Our findings are of high clinical significance, as similar results were obtained in patients with CFIP excluding those with HRCT- or pathologically-diagnosed UIP.

We previously reported that, in patients with IIP and UIP diagnosed by surgical biopsy, the SP-A expression in the lesion tissue significantly decreased in patients with a poor prognosis [13]. Takezaki et al. performed a genomic analysis of families with familial IPF and reported that mutations in the gene encoding SFTPA1, one of the constituent molecules of SP-A, cause hyposecretion of SFTPA1 from type II alveolar epithelial cells, thereby increasing the sensitivity of type II alveolar epithelial cells to necroptosis and possibly leading to pulmonary fibrosis [14]. This suggests that patients with decreased BALF SP-A levels may have had increased necroptosis of type II alveolar epithelial cells, which may have led to the progression of pulmonary fibrosis, resulting in their poor prognosis. Moreover, SP-A has also been reported to induce a natural immune effect [15]; thus, it is possible that the decrease in the production of SP-A in type II alveolar epithelial cells may have concurrently caused pulmonary infection and induced acute exacerbation and worsened the prognosis.
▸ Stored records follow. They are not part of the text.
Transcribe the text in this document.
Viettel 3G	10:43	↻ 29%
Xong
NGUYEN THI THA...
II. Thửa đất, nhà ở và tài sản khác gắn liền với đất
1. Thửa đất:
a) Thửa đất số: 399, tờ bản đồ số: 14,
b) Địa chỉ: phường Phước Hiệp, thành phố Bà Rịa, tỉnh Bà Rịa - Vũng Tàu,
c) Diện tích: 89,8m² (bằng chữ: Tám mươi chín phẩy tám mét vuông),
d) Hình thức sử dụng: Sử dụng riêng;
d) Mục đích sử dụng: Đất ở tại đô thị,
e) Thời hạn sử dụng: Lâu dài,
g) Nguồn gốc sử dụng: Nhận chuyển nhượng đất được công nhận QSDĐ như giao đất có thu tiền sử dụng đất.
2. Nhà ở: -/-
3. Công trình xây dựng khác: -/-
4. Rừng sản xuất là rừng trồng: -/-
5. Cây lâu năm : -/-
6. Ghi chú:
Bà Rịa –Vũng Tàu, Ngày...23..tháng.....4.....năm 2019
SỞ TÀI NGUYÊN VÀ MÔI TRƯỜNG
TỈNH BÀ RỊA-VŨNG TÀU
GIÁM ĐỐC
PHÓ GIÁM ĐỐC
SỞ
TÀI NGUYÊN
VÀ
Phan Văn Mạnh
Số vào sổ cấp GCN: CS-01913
The present study had some limitations. First, the sample size was small as BAL was not performed in all patients with CFIP. This decision stemmed from the established diagnostic criteria for typical IPF, where imaging findings often suffice, making BAL unnecessary. In addition, BAL was performed in selected patients potentially exhibiting higher activity levels relative to others in the overall population of patients with CFIP. Second, this study was conducted at a single center. Thus, future studies with a larger sample size are needed. Third, it was not possible to pathologically diagnose all patients for whom a definitive diagnosis of UIP could not be made using HRCT. Despite these limitations, we believe that our findings are significant as they suggest the potential usefulness of BAL SP-A measurement in predicting the prognosis for patients with CFIP given the large number of cases, in which surgical biopsy is not feasible in clinical practice.

Conclusions

Our findings indicate the potential utility of BALF SP-A measurement as a prognostic marker in CFIP cases. Future multicenter studies may further validate its usefulness, facilitating treatment decisions without invasive procedures like surgical biopsy or cryobiopsy for CFIP.